Net income (loss)              $ (2,000)       $ 7,000        $ 1,000      $ 6,000

The allocated fixed costs cannot be avoided. There will be no changes in the demand of individual products caused by changes in other product lines.

Instructions

What will happen to profits if Holly Sports balls discontinues the Soccer Balls product line?

Solutions

Expert Solution

Current profit of Holly sports balls before discontinuation = $6,000

If soccer balls product line is discontinued, the company will still need to incur allocated fixed cost as they are unavoidable. The only difference it will make is that the allocated fixed cost part of soccer balls line product will be allocated between other two divisions.

Direct fixed costs will still need to be spent as they are incurred only if the Soccer Balls product line is continued.

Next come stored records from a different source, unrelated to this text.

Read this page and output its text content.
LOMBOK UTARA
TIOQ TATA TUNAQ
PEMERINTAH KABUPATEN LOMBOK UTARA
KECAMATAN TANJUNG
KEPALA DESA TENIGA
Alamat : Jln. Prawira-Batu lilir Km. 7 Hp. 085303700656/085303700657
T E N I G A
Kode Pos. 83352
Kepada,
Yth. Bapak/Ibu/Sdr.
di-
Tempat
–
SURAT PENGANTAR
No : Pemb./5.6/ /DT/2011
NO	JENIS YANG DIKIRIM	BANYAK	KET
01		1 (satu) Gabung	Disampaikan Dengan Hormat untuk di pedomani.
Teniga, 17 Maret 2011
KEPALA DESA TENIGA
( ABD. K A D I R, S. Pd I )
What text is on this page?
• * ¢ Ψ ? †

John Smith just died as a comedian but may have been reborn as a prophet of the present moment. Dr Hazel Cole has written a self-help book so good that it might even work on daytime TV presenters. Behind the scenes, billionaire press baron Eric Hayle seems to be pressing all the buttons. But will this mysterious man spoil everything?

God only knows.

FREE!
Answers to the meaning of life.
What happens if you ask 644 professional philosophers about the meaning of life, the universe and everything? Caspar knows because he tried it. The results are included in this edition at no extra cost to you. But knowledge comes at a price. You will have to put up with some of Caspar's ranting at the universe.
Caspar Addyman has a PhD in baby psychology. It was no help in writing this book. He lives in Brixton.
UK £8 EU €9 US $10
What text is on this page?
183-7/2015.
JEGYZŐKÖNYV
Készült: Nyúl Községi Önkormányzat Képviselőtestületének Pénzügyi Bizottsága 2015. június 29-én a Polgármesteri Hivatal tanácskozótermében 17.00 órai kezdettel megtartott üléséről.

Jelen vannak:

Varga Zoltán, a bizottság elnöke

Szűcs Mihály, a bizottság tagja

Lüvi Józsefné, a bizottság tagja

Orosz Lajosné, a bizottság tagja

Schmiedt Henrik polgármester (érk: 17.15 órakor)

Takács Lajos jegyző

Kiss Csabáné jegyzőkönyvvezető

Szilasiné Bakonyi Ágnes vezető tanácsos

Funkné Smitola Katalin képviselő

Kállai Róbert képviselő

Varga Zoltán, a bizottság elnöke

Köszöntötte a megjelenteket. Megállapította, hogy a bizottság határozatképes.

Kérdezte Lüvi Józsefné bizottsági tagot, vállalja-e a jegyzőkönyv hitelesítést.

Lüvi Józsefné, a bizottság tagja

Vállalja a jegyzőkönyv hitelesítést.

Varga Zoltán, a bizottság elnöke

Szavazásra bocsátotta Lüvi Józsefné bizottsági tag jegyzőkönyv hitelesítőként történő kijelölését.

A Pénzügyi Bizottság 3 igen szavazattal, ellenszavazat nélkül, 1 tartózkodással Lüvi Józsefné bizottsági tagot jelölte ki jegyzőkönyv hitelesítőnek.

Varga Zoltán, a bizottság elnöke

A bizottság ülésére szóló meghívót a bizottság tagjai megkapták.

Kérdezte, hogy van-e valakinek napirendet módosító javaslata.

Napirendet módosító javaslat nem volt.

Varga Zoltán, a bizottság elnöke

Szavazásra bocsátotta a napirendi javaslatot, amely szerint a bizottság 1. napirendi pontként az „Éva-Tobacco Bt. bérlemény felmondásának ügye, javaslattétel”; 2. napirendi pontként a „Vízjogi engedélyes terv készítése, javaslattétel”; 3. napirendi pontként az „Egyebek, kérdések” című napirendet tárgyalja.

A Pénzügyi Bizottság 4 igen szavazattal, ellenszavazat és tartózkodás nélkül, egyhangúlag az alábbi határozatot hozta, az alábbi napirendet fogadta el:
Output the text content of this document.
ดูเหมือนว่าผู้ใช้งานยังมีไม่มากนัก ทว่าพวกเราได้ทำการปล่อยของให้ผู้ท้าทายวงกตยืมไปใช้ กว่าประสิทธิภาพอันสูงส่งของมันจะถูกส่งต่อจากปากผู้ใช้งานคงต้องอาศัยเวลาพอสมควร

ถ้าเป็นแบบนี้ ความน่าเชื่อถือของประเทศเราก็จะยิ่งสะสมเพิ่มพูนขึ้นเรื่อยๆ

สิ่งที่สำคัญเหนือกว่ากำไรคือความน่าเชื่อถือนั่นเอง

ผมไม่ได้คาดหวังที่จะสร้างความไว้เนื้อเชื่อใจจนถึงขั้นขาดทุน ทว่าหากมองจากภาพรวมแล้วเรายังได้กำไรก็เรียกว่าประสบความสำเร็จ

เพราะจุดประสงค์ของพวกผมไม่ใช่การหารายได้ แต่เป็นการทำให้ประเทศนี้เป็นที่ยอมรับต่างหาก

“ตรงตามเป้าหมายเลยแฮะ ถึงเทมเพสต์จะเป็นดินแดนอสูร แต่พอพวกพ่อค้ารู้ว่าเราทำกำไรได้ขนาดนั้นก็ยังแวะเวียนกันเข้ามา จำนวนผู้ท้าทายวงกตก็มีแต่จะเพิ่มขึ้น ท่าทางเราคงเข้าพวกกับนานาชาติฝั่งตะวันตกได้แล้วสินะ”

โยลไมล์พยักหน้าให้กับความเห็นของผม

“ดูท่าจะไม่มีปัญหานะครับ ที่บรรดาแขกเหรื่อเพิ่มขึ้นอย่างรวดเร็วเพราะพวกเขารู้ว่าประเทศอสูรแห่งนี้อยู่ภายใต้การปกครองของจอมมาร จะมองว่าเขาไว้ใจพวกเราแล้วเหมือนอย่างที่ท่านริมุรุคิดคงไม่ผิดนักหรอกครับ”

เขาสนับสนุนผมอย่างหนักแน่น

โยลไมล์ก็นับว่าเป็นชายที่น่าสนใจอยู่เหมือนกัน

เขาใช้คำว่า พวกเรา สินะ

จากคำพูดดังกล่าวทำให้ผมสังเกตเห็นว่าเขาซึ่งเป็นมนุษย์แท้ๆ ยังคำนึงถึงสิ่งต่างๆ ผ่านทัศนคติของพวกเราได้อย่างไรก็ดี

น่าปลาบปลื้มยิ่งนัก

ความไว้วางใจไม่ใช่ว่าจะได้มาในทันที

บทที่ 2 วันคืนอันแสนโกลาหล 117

Hence, if Soccer Balls Product Line is discontinued the company will lose revenue and will not have to spend Variable department cost and direct fixed costs.

Hence, the profit that will be lost if Soccer Balls Product Line is discontinued = Revenue - Variable departmental cost - Direct fixed costs

= $22,000 - $15,000 - $1,000 = $6,000

Hence, the profit of the company after discontinuation = Profit before discontinuation-Loss of profit from discontinuation

Hence, the profit of the company after discontinuation = $6,000 - $6,000 = $0

Hence, the profit of the company will reduce to $0 from $6,000 if they discontinue the Soccer Balls product line.